L'enjeu permanent de la sûreté des centrales nucléaires

Par Francis Sorin  |   |  643  mots
Francis Sorin. (Crédits : DR)
L'opinion publique a du mal à admettre que le nucléaire est la source d'énergie qui cause le moins de victimes. Ce qui ne signifie par qu'un accident n'est pas possible. C'est précisément un tel scénario que les experts en sûreté nucléaire prennent pour hypothèse de travail dans leur démarche. Par Francis Sorin, membre honoraire du Haut Comité pour la Transparence et l'Information sur la Sécurité Nucléaire et conseiller à la Société Française d'Énergie Nucléaire.

La controverse sur la fermeture de la centrale de Fessenheim ravive dans l'opinion une interrogation légitime : nos centrales nucléaires sont-elles sûres ?

Une première réponse s'impose, en forme de constat : en France, depuis 50 ans qu'elles fonctionnent, les centrales nucléaires n'ont fait aucune victime. Les rares accidents « nucléaires » à déplorer, intervenus dans une installation d'essais et dans une mine d'uranium, ont malheureusement entraîné plusieurs décès mais sont restés d'une ampleur limitée. Élargi au plan mondial - et en tenant compte des accidents de Tchernobyl et de Fukushima -, le bilan montre que l'électronucléaire a fait moins de morts en cinquante ans que n'en font les autres grandes sources électrogènes (charbon, pétrole, gaz) en une seule année d'exploitation. L'Académie de Médecine française a établi que de toutes les grandes sources d'électricité, c'est le nucléaire qui a « le plus faible impact sur la santé par kWh produit ».

Un champ inépuisable de prophéties alarmistes

L'opinion française a de toute évidence bien du mal à intégrer ces constats. Le nucléaire demeure chez nous un champ inépuisable de prophéties alarmistes désignant chaque centrale comme le lieu d'un accident inéluctable. Un bref aperçu sur la situation de la sûreté nucléaire en France doit conduire à des appréciations moins angoissées.

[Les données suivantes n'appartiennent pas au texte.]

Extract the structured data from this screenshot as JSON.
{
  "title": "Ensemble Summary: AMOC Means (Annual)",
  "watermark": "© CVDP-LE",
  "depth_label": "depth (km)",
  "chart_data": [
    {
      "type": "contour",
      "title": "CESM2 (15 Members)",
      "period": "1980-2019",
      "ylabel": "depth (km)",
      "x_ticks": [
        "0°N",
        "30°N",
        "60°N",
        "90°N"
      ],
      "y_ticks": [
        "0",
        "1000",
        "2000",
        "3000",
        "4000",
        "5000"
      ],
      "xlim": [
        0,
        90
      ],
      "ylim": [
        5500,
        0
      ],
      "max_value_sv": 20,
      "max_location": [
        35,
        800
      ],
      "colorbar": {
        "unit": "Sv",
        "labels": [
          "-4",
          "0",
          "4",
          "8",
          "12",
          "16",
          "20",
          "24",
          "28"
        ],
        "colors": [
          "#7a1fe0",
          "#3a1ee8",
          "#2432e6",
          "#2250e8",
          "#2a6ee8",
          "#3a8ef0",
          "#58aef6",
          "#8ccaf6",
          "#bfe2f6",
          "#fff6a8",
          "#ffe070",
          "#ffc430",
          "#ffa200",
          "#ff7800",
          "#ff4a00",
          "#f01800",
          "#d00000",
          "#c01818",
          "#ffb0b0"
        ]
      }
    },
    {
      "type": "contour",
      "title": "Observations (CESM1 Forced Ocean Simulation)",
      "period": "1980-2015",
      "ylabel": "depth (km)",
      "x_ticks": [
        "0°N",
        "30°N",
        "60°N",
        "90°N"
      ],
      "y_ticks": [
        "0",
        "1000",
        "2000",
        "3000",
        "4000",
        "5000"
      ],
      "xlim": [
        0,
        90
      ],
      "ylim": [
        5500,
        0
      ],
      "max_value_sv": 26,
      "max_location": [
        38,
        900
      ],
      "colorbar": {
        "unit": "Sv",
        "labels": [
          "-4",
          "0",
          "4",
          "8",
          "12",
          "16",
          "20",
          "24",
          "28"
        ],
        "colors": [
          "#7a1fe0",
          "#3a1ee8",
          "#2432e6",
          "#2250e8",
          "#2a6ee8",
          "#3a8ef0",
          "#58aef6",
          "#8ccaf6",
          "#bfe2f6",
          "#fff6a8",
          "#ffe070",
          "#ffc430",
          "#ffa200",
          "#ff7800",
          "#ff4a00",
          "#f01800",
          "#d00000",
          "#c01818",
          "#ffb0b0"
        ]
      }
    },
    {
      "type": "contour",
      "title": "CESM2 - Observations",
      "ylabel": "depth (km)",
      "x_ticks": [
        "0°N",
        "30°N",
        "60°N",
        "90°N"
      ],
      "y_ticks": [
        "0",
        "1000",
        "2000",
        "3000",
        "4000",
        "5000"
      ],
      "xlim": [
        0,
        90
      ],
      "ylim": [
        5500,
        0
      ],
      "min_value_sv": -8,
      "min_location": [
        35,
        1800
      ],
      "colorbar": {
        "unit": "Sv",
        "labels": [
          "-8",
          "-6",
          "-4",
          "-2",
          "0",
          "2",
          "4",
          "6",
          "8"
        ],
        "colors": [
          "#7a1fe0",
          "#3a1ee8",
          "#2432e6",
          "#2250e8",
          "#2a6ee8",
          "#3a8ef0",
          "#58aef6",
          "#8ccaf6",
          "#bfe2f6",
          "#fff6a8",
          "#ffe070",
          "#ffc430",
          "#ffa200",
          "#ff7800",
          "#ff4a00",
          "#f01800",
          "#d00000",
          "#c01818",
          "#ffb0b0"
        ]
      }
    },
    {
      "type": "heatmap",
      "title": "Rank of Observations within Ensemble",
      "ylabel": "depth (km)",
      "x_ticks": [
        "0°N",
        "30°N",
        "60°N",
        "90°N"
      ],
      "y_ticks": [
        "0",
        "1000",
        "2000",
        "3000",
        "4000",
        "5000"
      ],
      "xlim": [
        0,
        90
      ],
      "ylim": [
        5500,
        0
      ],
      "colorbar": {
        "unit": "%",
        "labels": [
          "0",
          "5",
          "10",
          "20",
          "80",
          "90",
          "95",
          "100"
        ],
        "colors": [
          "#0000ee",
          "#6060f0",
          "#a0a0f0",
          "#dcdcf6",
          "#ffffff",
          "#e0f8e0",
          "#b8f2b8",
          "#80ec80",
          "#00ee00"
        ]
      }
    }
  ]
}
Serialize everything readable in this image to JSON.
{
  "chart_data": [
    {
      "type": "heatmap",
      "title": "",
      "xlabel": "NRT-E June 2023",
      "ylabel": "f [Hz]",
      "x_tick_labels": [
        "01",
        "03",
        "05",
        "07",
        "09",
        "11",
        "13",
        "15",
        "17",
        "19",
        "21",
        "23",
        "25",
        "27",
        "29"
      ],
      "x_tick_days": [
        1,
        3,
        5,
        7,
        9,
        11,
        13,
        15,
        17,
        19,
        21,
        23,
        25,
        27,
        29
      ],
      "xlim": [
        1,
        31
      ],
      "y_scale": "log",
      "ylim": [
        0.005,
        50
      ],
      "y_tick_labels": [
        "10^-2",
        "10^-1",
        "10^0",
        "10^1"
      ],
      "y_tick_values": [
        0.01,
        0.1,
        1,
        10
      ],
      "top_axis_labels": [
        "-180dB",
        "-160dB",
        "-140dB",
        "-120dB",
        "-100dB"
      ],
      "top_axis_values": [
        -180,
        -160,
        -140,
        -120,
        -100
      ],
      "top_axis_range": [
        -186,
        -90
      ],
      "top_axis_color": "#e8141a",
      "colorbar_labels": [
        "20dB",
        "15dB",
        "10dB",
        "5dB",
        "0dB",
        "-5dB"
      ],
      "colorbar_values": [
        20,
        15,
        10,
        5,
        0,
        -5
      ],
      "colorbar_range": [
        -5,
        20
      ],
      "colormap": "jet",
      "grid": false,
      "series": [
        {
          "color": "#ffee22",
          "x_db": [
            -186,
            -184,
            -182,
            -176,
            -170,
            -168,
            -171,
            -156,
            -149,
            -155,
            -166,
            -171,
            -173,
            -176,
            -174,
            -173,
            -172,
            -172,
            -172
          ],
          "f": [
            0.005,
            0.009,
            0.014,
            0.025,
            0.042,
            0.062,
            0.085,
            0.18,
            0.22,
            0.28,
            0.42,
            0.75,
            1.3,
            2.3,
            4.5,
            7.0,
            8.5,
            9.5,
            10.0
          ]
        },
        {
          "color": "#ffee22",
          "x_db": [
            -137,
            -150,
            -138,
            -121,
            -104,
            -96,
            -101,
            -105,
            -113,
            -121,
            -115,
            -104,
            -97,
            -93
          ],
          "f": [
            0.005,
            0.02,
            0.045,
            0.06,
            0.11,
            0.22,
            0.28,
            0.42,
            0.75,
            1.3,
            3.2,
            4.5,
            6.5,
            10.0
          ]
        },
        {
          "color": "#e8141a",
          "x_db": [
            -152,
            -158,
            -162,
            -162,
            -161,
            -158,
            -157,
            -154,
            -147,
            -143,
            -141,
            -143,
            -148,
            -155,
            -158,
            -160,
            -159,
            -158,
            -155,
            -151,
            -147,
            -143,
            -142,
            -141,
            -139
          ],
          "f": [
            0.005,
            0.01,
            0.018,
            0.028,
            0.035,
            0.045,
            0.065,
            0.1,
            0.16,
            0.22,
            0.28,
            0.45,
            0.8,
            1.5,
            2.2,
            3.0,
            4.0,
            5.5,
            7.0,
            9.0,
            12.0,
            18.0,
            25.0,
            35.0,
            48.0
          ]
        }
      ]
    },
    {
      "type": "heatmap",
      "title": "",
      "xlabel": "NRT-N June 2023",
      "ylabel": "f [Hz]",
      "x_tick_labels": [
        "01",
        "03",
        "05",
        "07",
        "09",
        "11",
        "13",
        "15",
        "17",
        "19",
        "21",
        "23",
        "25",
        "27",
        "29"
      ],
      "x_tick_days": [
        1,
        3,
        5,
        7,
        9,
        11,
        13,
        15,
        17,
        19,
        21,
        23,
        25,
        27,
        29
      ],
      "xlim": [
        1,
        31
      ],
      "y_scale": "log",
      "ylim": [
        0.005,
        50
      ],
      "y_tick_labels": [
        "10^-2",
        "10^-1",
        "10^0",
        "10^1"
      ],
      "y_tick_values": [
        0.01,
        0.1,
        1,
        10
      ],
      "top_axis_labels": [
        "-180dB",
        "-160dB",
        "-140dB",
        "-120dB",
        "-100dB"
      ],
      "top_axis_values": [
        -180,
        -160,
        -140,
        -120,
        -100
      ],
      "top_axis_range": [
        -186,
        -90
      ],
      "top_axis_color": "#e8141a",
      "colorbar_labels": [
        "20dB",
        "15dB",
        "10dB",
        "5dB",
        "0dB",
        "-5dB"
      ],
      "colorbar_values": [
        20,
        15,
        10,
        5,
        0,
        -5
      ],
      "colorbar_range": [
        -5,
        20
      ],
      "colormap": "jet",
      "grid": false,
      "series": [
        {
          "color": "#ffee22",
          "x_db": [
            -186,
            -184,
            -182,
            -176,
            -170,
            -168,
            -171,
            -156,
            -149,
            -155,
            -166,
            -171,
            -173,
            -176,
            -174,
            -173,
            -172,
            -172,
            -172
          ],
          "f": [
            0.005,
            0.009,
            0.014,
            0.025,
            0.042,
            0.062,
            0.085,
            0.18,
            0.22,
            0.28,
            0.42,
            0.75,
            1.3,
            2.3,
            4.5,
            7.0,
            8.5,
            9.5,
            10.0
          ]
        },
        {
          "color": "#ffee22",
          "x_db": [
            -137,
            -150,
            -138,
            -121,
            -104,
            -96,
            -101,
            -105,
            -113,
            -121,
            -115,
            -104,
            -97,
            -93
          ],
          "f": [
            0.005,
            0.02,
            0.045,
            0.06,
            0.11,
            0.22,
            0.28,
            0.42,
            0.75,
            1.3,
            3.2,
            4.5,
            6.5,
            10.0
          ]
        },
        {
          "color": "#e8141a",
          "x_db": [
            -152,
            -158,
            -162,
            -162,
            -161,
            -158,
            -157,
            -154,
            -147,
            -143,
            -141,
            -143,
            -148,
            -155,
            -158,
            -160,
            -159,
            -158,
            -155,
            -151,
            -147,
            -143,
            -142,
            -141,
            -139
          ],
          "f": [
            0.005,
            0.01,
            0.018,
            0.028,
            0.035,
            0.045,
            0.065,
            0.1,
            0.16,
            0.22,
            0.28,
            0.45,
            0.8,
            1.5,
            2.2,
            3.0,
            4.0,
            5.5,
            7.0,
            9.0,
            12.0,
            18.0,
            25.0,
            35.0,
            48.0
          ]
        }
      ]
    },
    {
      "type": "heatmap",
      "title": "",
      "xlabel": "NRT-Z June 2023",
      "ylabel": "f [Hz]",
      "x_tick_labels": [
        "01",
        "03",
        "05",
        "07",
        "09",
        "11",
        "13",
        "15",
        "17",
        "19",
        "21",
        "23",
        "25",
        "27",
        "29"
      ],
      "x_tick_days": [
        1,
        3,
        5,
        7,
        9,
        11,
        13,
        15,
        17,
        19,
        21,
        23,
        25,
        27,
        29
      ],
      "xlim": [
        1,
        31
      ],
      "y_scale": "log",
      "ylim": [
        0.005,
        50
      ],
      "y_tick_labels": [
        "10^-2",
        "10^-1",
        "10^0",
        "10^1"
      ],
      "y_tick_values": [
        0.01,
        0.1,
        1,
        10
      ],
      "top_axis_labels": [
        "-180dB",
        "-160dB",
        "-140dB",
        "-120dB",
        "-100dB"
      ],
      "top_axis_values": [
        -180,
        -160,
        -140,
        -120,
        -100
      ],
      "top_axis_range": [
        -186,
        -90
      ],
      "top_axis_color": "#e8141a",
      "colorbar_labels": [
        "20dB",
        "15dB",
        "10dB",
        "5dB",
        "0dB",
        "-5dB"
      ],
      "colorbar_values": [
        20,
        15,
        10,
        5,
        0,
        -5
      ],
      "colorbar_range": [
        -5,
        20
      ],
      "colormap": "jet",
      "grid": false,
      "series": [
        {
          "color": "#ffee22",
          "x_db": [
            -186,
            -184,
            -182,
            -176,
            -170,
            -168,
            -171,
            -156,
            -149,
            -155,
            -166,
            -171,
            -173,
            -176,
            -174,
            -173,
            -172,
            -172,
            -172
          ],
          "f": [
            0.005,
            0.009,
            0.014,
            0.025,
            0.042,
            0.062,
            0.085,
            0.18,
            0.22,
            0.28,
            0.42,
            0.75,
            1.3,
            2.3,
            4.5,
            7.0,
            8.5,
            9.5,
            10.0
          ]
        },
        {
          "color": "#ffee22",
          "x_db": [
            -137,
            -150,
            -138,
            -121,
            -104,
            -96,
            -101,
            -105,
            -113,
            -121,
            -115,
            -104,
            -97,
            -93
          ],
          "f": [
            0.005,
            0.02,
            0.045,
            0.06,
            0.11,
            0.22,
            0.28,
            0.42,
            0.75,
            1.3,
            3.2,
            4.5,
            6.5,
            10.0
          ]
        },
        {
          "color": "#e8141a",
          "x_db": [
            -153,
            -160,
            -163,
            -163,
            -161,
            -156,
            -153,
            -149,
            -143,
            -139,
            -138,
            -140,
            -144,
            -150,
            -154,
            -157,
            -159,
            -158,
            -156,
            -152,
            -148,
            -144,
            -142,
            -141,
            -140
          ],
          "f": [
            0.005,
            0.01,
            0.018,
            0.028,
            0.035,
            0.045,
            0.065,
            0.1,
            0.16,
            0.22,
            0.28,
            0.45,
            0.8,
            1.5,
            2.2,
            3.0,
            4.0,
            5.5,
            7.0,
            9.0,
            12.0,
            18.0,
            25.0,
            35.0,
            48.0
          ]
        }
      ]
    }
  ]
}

Soulignons d'abord que le bon niveau acquis dans ce domaine ne conduit pas pour autant à écarter toute possibilité d'accident grave se produisant sur une centrale. Bien au contraire, cette hypothèse est au cœur même de la démarche des spécialistes de sûreté. Elle se décline à travers trois présupposés essentiels guidant le travail des ingénieurs : tout dispositif de sûreté doit être doublé ou triplé ; la défaillance simultanée de tous les systèmes de sauvegarde doit être envisagée ; tous les réacteurs doivent voir leurs principaux équipements rénovés ou remplacés au fil du temps. S'ajoutent à ces protections de base les architectures de confinement des installations ainsi que les mesures de gestion de crise mises en œuvre par les autorités.

Un accident grave est très improbable

Cet ensemble de mesures, que les personnels du parc nucléaire ont vocation d'appliquer selon les bonnes règles et attitudes de la « culture de sûreté » fournit une autre réponse, plus concrète, à notre question initiale : si l'hypothèse d'un accident grave affectant une centrale n'est pas à écarter, un tel accident est très improbable et tout indique qu'au cas où il surviendrait, ses conséquences resteraient limitées. Cette estimation est corroborée par la longue expérience mondiale d'exploitation des réacteurs à eau sous pression (le type de ceux qui équipent notre parc). Le seul accident majeur intervenu sur ce type de réacteur, à Three Mile Island en 1979, a entraîné une fusion du cœur mais n'a donné lieu qu'à des rejets limités de radioactivité et n'a guère eu de conséquences dommageables sur les populations riveraines ou sur l'environnement.

L'enjeu de la sûreté est de garantir cette innocuité en toute circonstance. Et de fait, la plupart des innovations sont introduites dans les réacteurs en service quelle que soit leur ancienneté (filtres à sable, recombineurs d'hydrogène...). Les innovations portées par l'EPR et les ajustements post-Fukushima concourent également à ces progrès, l'objectif étant d'écarter même en cas d'accident majeur toute possibilité de contamination à long terme d'un territoire.

Les ingénieurs y travaillent en permanence sous le contrôle d'une Autorité de Sûreté intransigeante qui a un plein pouvoir d'examen et de décision et qui peut ordonner la fermeture d'une centrale si elle juge que les conditions de sûreté n'y sont pas réunies.